L'INWG s'appelait avant NWG Network Working Group, travaillant aux premiers protocoles d'Arpanet. Il a peu de temps après mis au point le standard Transmission Control Protocol (TCP).

Histoire[modifier | modifier le code]

L'année 1969 avait vu la création du Network Working Group, autour de Steve Crocker, pour définir les Request for comments (RFCs), diffusées selon un mode collaboratif, ouvert et transparent[1], puis le protocole de communication poste-à-poste NCP en décembre 1970, adopté entre 1971 et 1972 par les sites branchés à ARPANET, ce qui permit le développement d'applications par les utilisateurs du réseau.

En octobre 1972, le NWG acquiert une dimension internationale et demande à Alex McKenzie, qui représente BBN en son sein de l'internationaliser.

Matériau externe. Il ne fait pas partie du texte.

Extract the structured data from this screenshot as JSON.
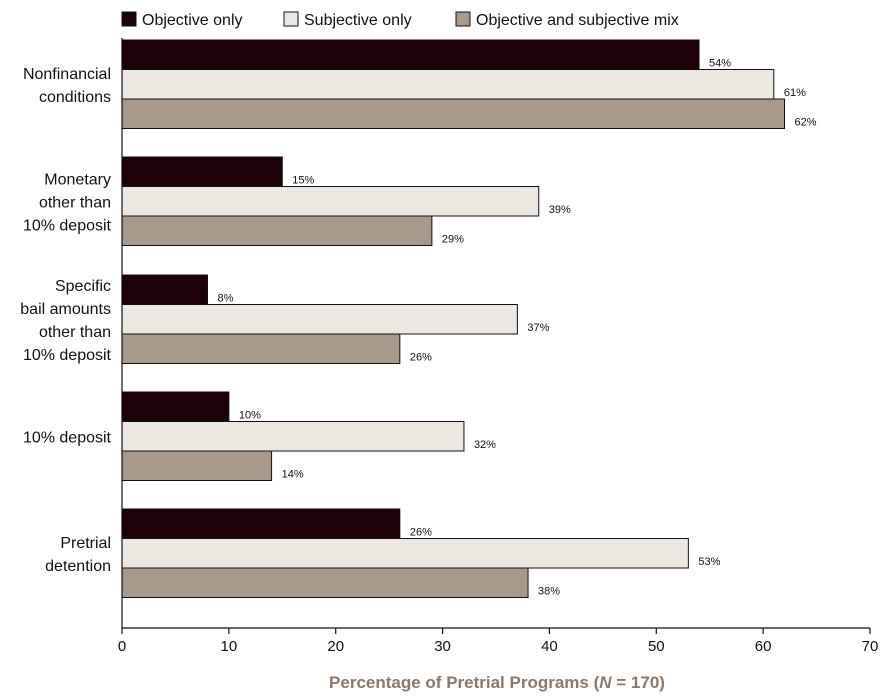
{
  "chart_data": {
    "type": "bar",
    "orientation": "horizontal",
    "title": "",
    "xlabel_prefix": "Percentage of Pretrial Programs (",
    "xlabel_n": "N",
    "xlabel_suffix": " = 170)",
    "ylabel": "",
    "xlim": [
      0,
      70
    ],
    "xticks": [
      0,
      10,
      20,
      30,
      40,
      50,
      60,
      70
    ],
    "grid": false,
    "legend_position": "top",
    "categories": [
      [
        "Nonfinancial",
        "conditions"
      ],
      [
        "Monetary",
        "other than",
        "10% deposit"
      ],
      [
        "Specific",
        "bail amounts",
        "other than",
        "10% deposit"
      ],
      [
        "10% deposit"
      ],
      [
        "Pretrial",
        "detention"
      ]
    ],
    "series": [
      {
        "name": "Objective only",
        "color": "#1e0008",
        "values": [
          54,
          15,
          8,
          10,
          26
        ]
      },
      {
        "name": "Subjective only",
        "color": "#ede7e1",
        "values": [
          61,
          39,
          37,
          32,
          53
        ]
      },
      {
        "name": "Objective and subjective mix",
        "color": "#a8998a",
        "values": [
          62,
          29,
          26,
          14,
          38
        ]
      }
    ],
    "value_suffix": "%"
  }
}
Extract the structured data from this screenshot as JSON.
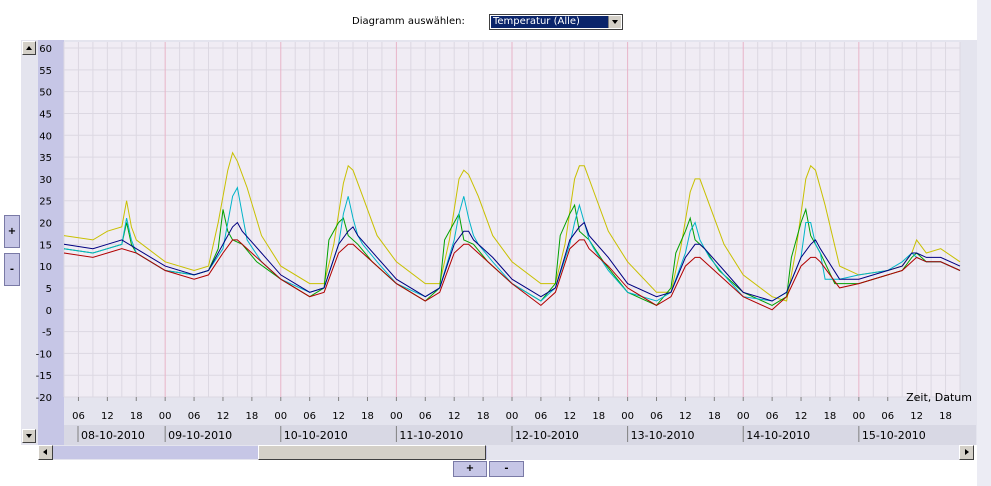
{
  "controls": {
    "select_label": "Diagramm auswählen:",
    "select_value": "Temperatur (Alle)",
    "zoom_in_y": "+",
    "zoom_out_y": "-",
    "zoom_in_x": "+",
    "zoom_out_x": "-"
  },
  "chart_data": {
    "type": "line",
    "xlabel": "Zeit, Datum",
    "ylabel": "",
    "ylim": [
      -20,
      60
    ],
    "yticks": [
      60,
      55,
      50,
      45,
      40,
      35,
      30,
      25,
      20,
      15,
      10,
      5,
      0,
      -5,
      -10,
      -15,
      -20
    ],
    "x_unit": "hours since 08-10-2010 00:00",
    "xlim": [
      3,
      189
    ],
    "hour_ticks": [
      "06",
      "12",
      "18",
      "00",
      "06",
      "12",
      "18",
      "00",
      "06",
      "12",
      "18",
      "00",
      "06",
      "12",
      "18",
      "00",
      "06",
      "12",
      "18",
      "00",
      "06",
      "12",
      "18",
      "00",
      "06",
      "12",
      "18",
      "00",
      "06",
      "12",
      "18"
    ],
    "date_labels": [
      "08-10-2010",
      "09-10-2010",
      "10-10-2010",
      "11-10-2010",
      "12-10-2010",
      "13-10-2010",
      "14-10-2010",
      "15-10-2010"
    ],
    "grid": true,
    "colors": {
      "day_gridline": "#e8b4c8",
      "minor_gridline": "#dcd8e2",
      "plot_background": "#f0ecf4"
    },
    "series": [
      {
        "color": "#c8c000",
        "x": [
          3,
          9,
          12,
          15,
          16,
          17,
          18,
          24,
          30,
          33,
          35,
          37,
          38,
          39,
          41,
          44,
          48,
          54,
          57,
          59,
          61,
          62,
          63,
          65,
          68,
          72,
          78,
          81,
          83,
          85,
          86,
          87,
          89,
          92,
          96,
          102,
          105,
          107,
          109,
          110,
          111,
          113,
          116,
          120,
          126,
          129,
          131,
          133,
          134,
          135,
          137,
          140,
          144,
          150,
          153,
          155,
          157,
          158,
          159,
          161,
          164,
          168,
          174,
          177,
          179,
          180,
          182,
          185,
          189
        ],
        "y": [
          17,
          16,
          18,
          19,
          25,
          19,
          16,
          11,
          9,
          10,
          20,
          32,
          36,
          34,
          28,
          17,
          10,
          6,
          6,
          15,
          29,
          33,
          32,
          26,
          17,
          11,
          6,
          6,
          16,
          30,
          32,
          31,
          26,
          17,
          11,
          6,
          6,
          15,
          30,
          33,
          33,
          27,
          18,
          11,
          4,
          4,
          14,
          27,
          30,
          30,
          24,
          15,
          8,
          3,
          2,
          14,
          30,
          33,
          32,
          24,
          10,
          8,
          9,
          10,
          13,
          16,
          13,
          14,
          11
        ]
      },
      {
        "color": "#00a000",
        "x": [
          3,
          9,
          12,
          15,
          16,
          17,
          18,
          24,
          30,
          33,
          35,
          36,
          37,
          38,
          40,
          43,
          48,
          54,
          57,
          58,
          60,
          61,
          62,
          64,
          67,
          72,
          78,
          81,
          82,
          84,
          85,
          86,
          88,
          91,
          96,
          102,
          105,
          106,
          108,
          109,
          110,
          112,
          115,
          120,
          126,
          129,
          130,
          132,
          133,
          134,
          136,
          139,
          144,
          150,
          153,
          154,
          156,
          157,
          158,
          160,
          163,
          168,
          174,
          177,
          179,
          180,
          182,
          185,
          189
        ],
        "y": [
          14,
          13,
          14,
          15,
          20,
          15,
          13,
          9,
          8,
          9,
          14,
          23,
          18,
          16,
          15,
          11,
          7,
          3,
          5,
          16,
          20,
          21,
          17,
          15,
          11,
          6,
          2,
          5,
          16,
          20,
          22,
          16,
          15,
          11,
          6,
          2,
          6,
          17,
          22,
          24,
          18,
          16,
          11,
          4,
          1,
          5,
          13,
          18,
          21,
          16,
          14,
          9,
          4,
          1,
          3,
          12,
          20,
          23,
          17,
          13,
          6,
          6,
          8,
          9,
          12,
          13,
          11,
          11,
          9
        ]
      },
      {
        "color": "#00b4c8",
        "x": [
          3,
          9,
          12,
          15,
          16,
          17,
          18,
          24,
          30,
          33,
          36,
          37,
          38,
          39,
          40,
          41,
          44,
          48,
          54,
          57,
          60,
          61,
          62,
          63,
          64,
          65,
          68,
          72,
          78,
          81,
          84,
          85,
          86,
          87,
          88,
          89,
          92,
          96,
          102,
          105,
          108,
          109,
          110,
          111,
          112,
          113,
          116,
          120,
          126,
          129,
          132,
          133,
          134,
          135,
          136,
          137,
          140,
          144,
          150,
          153,
          156,
          157,
          158,
          159,
          160,
          161,
          164,
          168,
          174,
          177,
          179,
          180,
          182,
          185,
          189
        ],
        "y": [
          14,
          13,
          14,
          15,
          21,
          16,
          13,
          9,
          8,
          9,
          14,
          20,
          26,
          28,
          22,
          16,
          11,
          7,
          4,
          5,
          15,
          22,
          26,
          21,
          17,
          15,
          11,
          6,
          3,
          5,
          16,
          22,
          26,
          21,
          17,
          15,
          11,
          6,
          2,
          5,
          15,
          20,
          24,
          20,
          16,
          14,
          9,
          4,
          2,
          4,
          13,
          18,
          20,
          16,
          14,
          12,
          8,
          3,
          2,
          4,
          12,
          20,
          20,
          15,
          13,
          7,
          7,
          8,
          9,
          11,
          13,
          12,
          11,
          11,
          9
        ]
      },
      {
        "color": "#000080",
        "x": [
          3,
          9,
          12,
          15,
          18,
          24,
          30,
          33,
          36,
          38,
          39,
          40,
          44,
          48,
          54,
          57,
          60,
          62,
          63,
          64,
          68,
          72,
          78,
          81,
          84,
          86,
          87,
          88,
          92,
          96,
          102,
          105,
          108,
          110,
          111,
          112,
          116,
          120,
          126,
          129,
          132,
          134,
          135,
          136,
          140,
          144,
          150,
          153,
          156,
          158,
          159,
          160,
          164,
          168,
          174,
          177,
          179,
          180,
          182,
          185,
          189
        ],
        "y": [
          15,
          14,
          15,
          16,
          14,
          10,
          8,
          9,
          15,
          19,
          20,
          18,
          13,
          8,
          4,
          5,
          15,
          18,
          19,
          17,
          12,
          7,
          3,
          5,
          15,
          18,
          18,
          16,
          12,
          7,
          3,
          5,
          16,
          19,
          20,
          17,
          12,
          6,
          3,
          4,
          12,
          15,
          15,
          14,
          9,
          4,
          2,
          4,
          12,
          15,
          16,
          14,
          7,
          7,
          9,
          10,
          13,
          13,
          12,
          12,
          10
        ]
      },
      {
        "color": "#b00000",
        "x": [
          3,
          9,
          12,
          15,
          18,
          24,
          30,
          33,
          36,
          38,
          39,
          40,
          44,
          48,
          54,
          57,
          60,
          62,
          63,
          64,
          68,
          72,
          78,
          81,
          84,
          86,
          87,
          88,
          92,
          96,
          102,
          105,
          108,
          110,
          111,
          112,
          116,
          120,
          126,
          129,
          132,
          134,
          135,
          136,
          140,
          144,
          150,
          153,
          156,
          158,
          159,
          160,
          164,
          168,
          174,
          177,
          179,
          180,
          182,
          185,
          189
        ],
        "y": [
          13,
          12,
          13,
          14,
          13,
          9,
          7,
          8,
          13,
          16,
          16,
          15,
          11,
          7,
          3,
          4,
          13,
          15,
          15,
          14,
          10,
          6,
          2,
          4,
          13,
          15,
          15,
          14,
          10,
          6,
          1,
          4,
          14,
          16,
          16,
          14,
          10,
          5,
          1,
          3,
          10,
          12,
          12,
          11,
          7,
          3,
          0,
          3,
          10,
          12,
          12,
          11,
          5,
          6,
          8,
          9,
          11,
          12,
          11,
          11,
          9
        ]
      }
    ]
  }
}
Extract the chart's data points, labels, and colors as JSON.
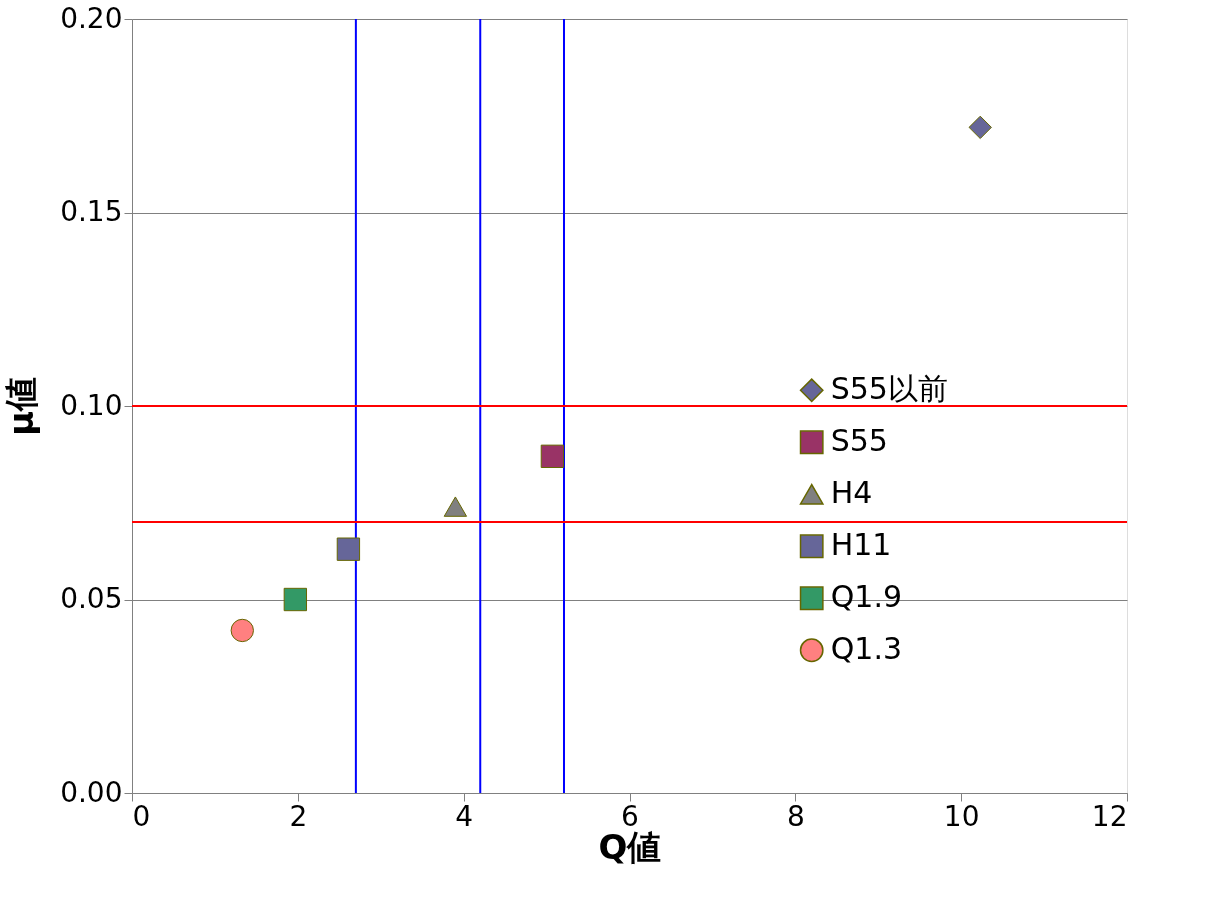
{
  "chart_data": {
    "type": "scatter",
    "xlabel": "Q値",
    "ylabel": "μ値",
    "xlim": [
      0,
      12
    ],
    "xticks": [
      0,
      2,
      4,
      6,
      8,
      10,
      12
    ],
    "ylim": [
      0,
      0.2
    ],
    "yticks": [
      {
        "value": 0,
        "label": "0.00"
      },
      {
        "value": 0.05,
        "label": "0.05"
      },
      {
        "value": 0.1,
        "label": "0.10"
      },
      {
        "value": 0.15,
        "label": "0.15"
      },
      {
        "value": 0.2,
        "label": "0.20"
      }
    ],
    "grid": "y",
    "legend": "right",
    "series": [
      {
        "name": "S55以前",
        "color": "#666699",
        "marker": "diamond",
        "x": [
          10.23
        ],
        "values": [
          0.172
        ]
      },
      {
        "name": "S55",
        "color": "#993366",
        "marker": "square",
        "x": [
          5.07
        ],
        "values": [
          0.087
        ]
      },
      {
        "name": "H4",
        "color": "#808080",
        "marker": "triangle",
        "x": [
          3.9
        ],
        "values": [
          0.074
        ]
      },
      {
        "name": "H11",
        "color": "#666699",
        "marker": "square",
        "x": [
          2.61
        ],
        "values": [
          0.063
        ]
      },
      {
        "name": "Q1.9",
        "color": "#339966",
        "marker": "square",
        "x": [
          1.97
        ],
        "values": [
          0.05
        ]
      },
      {
        "name": "Q1.3",
        "color": "#ff8080",
        "marker": "circle",
        "x": [
          1.33
        ],
        "values": [
          0.042
        ]
      }
    ],
    "ref_lines": [
      {
        "axis": "x",
        "value": 2.7,
        "color": "#0000ff"
      },
      {
        "axis": "x",
        "value": 4.2,
        "color": "#0000ff"
      },
      {
        "axis": "x",
        "value": 5.21,
        "color": "#0000ff"
      },
      {
        "axis": "y",
        "value": 0.1,
        "color": "#ff0000"
      },
      {
        "axis": "y",
        "value": 0.07,
        "color": "#ff0000"
      }
    ]
  }
}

Il est rebaptisé INWG (International Network Working Group) lors de la première conférence internationale sur les communications informatiques[1],

Ses travaux aboutiront à l'élaboration d'un protocole de communication commun. C'est groupe informel qui vise à construire un consensus entre acteurs. La France y est très active, ses équipes sont menées par Louis Pouzin, chercheur à l'IRIA[2] et patron du tout nouveau réseau Cyclades, qui a adopté une démarche identique de celle de l'ARPANET.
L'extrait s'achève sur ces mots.